We’re almost there! Nearly caught up! I almost watched Episode 7 directly after Episode 6 last night, because for the first time in a while I was eager to see what was going to happen next. That’s a good sign. I decided to stick with the original plan I had, though, since if I watched more than one at once I was afraid that I get mixed up and that reviews for the earlier episodes would be colored by later ones. So, tonight I’ll watch Ep 7. I’m actually looking forward to it. Huh.
Which is odd, because it wasn’t like Episode 6 was awesome or anything. In fact, I find it hard to remember exactly what happened in a lot of it. The talky parts were pretty dull for the most part. I think what carried the episode for me was Shane, since Fuckin’ Daryl was reduced to a single glimpse of him in a tent. It also featured something that was awesomely realistic and true to life, which I appreciated since they didn’t have to do it.

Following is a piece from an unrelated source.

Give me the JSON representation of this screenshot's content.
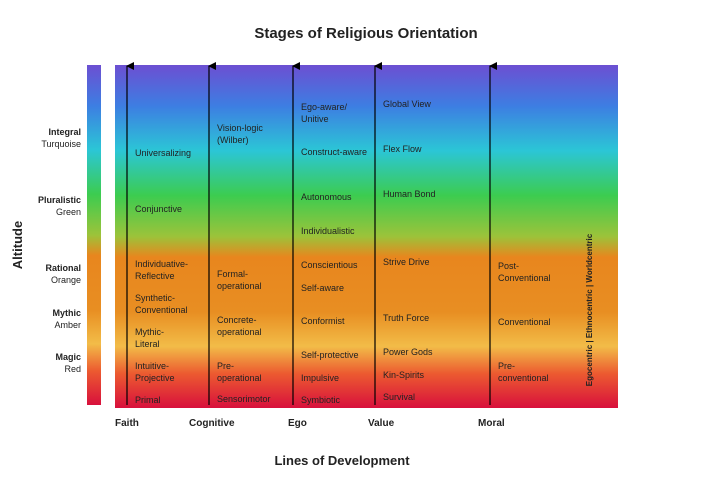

The downside of this episode for me was once again Glenn (I finally saw how it’s really spelled! God I’m too lazy for this job.). He was asked last episode to keep a secret by two different people, including the girl who has been kind and desperate enough to bang him. But this week we learn that he is “without guile” and apparently even the thought of maybe having to lie to someone makes him uncomfortable and awkward and pained and moronic. So this guy has never been able to keep a secret, eh? I can picture him now: as a young teen, going to the dinner table, his father asking how his day was, and Glenn blurting, “I smacked off to the Sears catalog.” With his first girlfriend, who asks if her jeans make her look fat, “No, it’s all the French fries you eat that makes your ass so big and gross.” To a cop that pulls him over, “Yes, I know how fast I was going, and if you hadn’t pulled me over I’d have been doing at least 90.” I mean, OK, I get it, he’s supposed to be such a good guy that he can’t lie. So when Lori asked him the first fucking time to be discrete and he agreed, why didn’t he bring it up then? Does he not know that “discrete” pretty much means “keep your fucking mouth shut”? I think they overdid his truthiness thing in this episode to the degree that it became completely unbelievable.